指定哈希函数时在 unordered_map<> 中使用默认存储桶计数答案

【问题标题】：Using default bucket count in unordered_map<> when specifying hash function指定哈希函数时在 unordered_map<> 中使用默认存储桶计数
【发布时间】：2024-01-16 18:26:02
【问题描述】：

我正在使用 unordered_map 并且很好奇，当将哈希函数指定为第二个参数时（根据下面的代码），必须将 size_type n 存储桶计数指定为构造函数中的第一个参数。我已阅读应使用默认存储桶计数。有谁知道在使用自己的哈希函数时如何使用默认的桶计数参数？

有趣的是，Stroustrup C++ 第 4 版第 918 页构造了一个 unordered_set 而不使用存储桶大小，并且不同意记录的构造函数参数。

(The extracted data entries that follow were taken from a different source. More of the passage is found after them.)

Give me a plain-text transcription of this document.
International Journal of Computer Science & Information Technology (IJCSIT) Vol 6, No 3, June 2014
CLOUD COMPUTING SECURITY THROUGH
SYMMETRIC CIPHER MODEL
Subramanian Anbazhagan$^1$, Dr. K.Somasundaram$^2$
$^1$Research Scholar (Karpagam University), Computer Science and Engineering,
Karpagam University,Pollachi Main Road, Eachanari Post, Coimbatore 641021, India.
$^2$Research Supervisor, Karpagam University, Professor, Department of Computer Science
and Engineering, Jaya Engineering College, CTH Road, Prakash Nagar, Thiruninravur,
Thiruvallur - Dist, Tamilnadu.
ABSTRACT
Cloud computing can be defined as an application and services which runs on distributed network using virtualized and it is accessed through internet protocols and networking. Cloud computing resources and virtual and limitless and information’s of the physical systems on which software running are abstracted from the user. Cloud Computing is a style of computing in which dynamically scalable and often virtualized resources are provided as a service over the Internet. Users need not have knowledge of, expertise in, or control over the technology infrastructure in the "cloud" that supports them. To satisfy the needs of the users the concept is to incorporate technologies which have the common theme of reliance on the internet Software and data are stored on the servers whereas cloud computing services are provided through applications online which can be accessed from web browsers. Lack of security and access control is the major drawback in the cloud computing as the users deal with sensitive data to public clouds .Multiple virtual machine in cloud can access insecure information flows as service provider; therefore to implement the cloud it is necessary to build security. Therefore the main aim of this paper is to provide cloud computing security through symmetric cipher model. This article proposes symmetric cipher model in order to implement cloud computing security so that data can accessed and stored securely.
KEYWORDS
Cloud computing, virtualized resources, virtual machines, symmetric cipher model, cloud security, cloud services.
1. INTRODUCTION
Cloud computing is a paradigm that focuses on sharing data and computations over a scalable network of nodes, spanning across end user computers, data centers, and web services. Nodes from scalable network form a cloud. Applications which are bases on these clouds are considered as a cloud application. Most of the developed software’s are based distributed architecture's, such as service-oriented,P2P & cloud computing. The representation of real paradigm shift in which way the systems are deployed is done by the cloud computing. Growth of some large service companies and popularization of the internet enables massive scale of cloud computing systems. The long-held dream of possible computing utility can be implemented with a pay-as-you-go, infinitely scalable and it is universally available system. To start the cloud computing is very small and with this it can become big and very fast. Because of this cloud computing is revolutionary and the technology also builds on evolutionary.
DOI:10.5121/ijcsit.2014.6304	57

explicit unordered_map ( size_type n = /* see below */,
                         const hasher& hf = hasher(),
                         const key_equal& eql = key_equal(),
                         const allocator_type& alloc = allocator_type() );

示例用法：

#include <unordered_map>
#include <functional>
#include <iostream>
using namespace std;

struct X {
    X(string n) : name{n} {}
    string name;
    bool operator==(const X& b0) const { return name == b0.name; }
};

namespace std {
    template<>
    struct hash<X> {
        size_t operator()(const X&) const;
    };
    size_t hash<X>::operator()(const X& a) const
    {
        cout << a.name << endl;
        return hash<string>{}(a.name);
    }
}

size_t hashX(const X& a)
{
    return hash<string>{}(a.name);
}

int main()
{
//    unordered_map<X,int,hash<X>> m(100, hash<X>{});
//    unordered_map<X,int,function<size_t(const X&)>> m(100, &hashX);
    unordered_map<X,int,size_t(*)(const X&)> m(100, &hashX);
    X x{"abc"};
    m[x] = 1;
    int i = m[x];
    cout << i << endl;
}

【问题讨论】：

我认为没有任何通用的指导来设置多个存储桶。理想情况下，桶的数量将与元素的数量相同，并且每个元素最终将位于不同的桶中，但这在实践中几乎永远无法实现。但是如果你事先知道元素的数量，那么设置更高的桶数可能是避免桶数组重新分配的一个好的开始（前提是你有一个高质量的哈希函数）。
我在别处读到，希望有 70% 的负载因子，所以 (n / .7 + 1)。我很好奇人们也声明使用默认值，但是如果使用用户定义的容器，可能需要指定哈希函数，这需要指定桶数。
@andre 同意。问题是如果我定义用户哈希函数类型并将其作为第二个参数传递，我将无法使用默认存储桶大小。必须指定存储桶大小。这是我的困惑。
根据评论编辑了问题，更准确地说。如果它改变了问题的意图，请随意回滚。
我不确定我是否理解你的问题。仅使用默认存储桶计数的 unordered_map<X,int,std::hash<X>> m; 有什么问题？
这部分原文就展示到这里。